A Coluna do Roberto Maciel (sábado, 28.3): O ódio às mulheres na pauta da política

  • A vida dos misóginos está uma desgraça! Misógino nenhum pode mais ser misógino com tranquilidade! Não se tem mais paz para odiar as mulheres, não se pode mais rejeitá-las em funções de chefia nem humilhá-las ou assediá-las, não se pode mais – veja só que absurdo – achar natural que sejam submissas aos homens e nem que sejam abusadas! Matar mulher, então, virou até crime – nem se pode mais alegar “legítima defesa da honra”, o mais sagrado escudo machista que havia! Isso é um horror! Certo é o deputado mineiro Nikolas Ferreira (PL), o vulgo “Nikole”, que chamou de “aberração” projeto de lei, já aprovado no Congresso, que equipara misoginia a racismo e prevê punições pesadas para quem agride mulheres com falas, ameaças e discriminação. O jovem amigo (ou cúmplice?) do vigarista Daniel Vorcaro diz, como se tivesse força para tanto, que vai mobilizar uma reação e buscar barrar a matéria. Ou seja, tentar autorizar que homens brutais deem, sem sanções penais, tabefes, chutes, facadas e tiros em mulheres.

Ares eleitorais
A misoginia vai desabar com força e com vontade sobre as discussões eleitorais. A parcela feminina de votantes deve ser sensibilizada para o assunto, que aponta para a contenção de uma crise gravíssima. O feminicídio, que é o ponto mais extremo da misoginia, registrou no Brasil em 2025 aumento de 4,7% em relação ao ano anterior. Foram 1.568 mulheres assassinadas contra 1.492 em 2024. Sociedade nenhuma pode sobreviver, seja sob qual for o pretexto que se coloque, num quadro assim. A luta contra a misoginia é uma causa da civilidade.
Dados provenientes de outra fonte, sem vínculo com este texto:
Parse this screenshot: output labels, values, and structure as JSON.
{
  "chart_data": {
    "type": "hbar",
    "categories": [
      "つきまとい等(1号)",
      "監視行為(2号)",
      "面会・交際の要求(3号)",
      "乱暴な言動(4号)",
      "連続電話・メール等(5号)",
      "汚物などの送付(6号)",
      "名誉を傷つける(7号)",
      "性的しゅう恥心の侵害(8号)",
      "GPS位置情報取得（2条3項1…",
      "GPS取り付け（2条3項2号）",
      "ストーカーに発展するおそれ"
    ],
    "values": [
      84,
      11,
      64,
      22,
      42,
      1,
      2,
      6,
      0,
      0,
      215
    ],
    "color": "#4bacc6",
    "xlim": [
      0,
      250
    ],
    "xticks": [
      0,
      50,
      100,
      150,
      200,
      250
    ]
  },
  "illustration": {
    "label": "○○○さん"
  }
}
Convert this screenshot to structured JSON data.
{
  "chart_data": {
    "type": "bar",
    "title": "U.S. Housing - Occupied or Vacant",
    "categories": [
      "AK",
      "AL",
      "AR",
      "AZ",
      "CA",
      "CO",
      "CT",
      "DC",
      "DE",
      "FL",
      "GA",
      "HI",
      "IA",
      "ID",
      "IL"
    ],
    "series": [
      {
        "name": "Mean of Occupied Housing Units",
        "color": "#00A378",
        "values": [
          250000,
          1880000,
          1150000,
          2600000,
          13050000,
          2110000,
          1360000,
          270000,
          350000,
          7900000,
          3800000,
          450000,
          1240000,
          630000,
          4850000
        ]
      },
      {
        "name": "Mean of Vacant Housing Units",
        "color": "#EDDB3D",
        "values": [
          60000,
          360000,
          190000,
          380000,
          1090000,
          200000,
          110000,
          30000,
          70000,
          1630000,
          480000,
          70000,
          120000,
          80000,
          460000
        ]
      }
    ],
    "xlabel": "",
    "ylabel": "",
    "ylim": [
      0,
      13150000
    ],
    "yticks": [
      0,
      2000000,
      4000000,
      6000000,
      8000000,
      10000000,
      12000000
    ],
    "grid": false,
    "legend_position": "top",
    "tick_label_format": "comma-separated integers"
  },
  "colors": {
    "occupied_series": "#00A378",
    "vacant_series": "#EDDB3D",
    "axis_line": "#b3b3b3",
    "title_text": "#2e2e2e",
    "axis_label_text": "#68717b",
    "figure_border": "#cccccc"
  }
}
Não é religiosa nem ideológica. Quem se coloca contra está se posicionando, sem nenhuma vergonha ou humanidade, a favor da barbárie. Até Flávio Bolsonaro (PL-RJ), senador com calibrosas e escancaradas veias autoritárias, votou contra a misoginia.

Voz roufenha
Bolsonarista-raiz, a deputada federal Bia Kicis (PL-DF), berra a plenos pulmões contra o projeto. Diz ela que o texto gera “divisão e ódio entre homens e mulheres. Ex-procuradora de Justiça (sim!), Bia acusa a esquerda de ter atropelado a direita e de nem saber definir o que é “uma mulher”.

Miss fake news

Damares Alves tem desempenho pífio e promove gestão ideológica | VEJA
Mas a sinalização mais clara do que move a extrema-direta em prol do crime de misoginia foi manifestada pela senadora Damares Alves (PL-DF, foto acima), autora de fake news que empestam casas parlamentares: “O texto pode afetar a liberdade de expressão e a liberdade religiosa”. Quer dizer que rebaixar e agredir mulheres são atos cristãos?

Argumento
Na cabeça de gente como Damares Alves é natural que mulheres sejam subjugadas. É assim que ela acena para as faixas conservadoras do eleitorado, nas quais há católicos e evangélicos. Ela mesma cita fala que fez sobre o tema: “Na minha Bíblia, está escrito que a mulher tem que se submeter aos cuidados do marido, mas o marido tem que protegê-la com a sua vida”. A alegação, no entanto, não resiste a uma superficial observação de estatísticas. A que “proteção” ela se refere?

Com base na lei
Enquanto os bolsonaristas de Brasília esperneiam a favor do crime, no Ceará o deputado Tomaz Holanda (Mobiliza) apresentou projeto de indicação propondo a criação da Delegacia Regional da Mulher do Sertão Central. A ideia é que seja sediado em Quixadá.

Pacto
A propósito, a Assembleia Legislativa lança na próxima segunda-feira o Pacto contra o Feminicídio no Ceará. A iniciativa inclui instituições públicas e representações da sociedade civil na prevenção e no enfrentamento à violência contra a mulher. A apresentação será no auditório Murilo Aguiar, a partir das 14 horas.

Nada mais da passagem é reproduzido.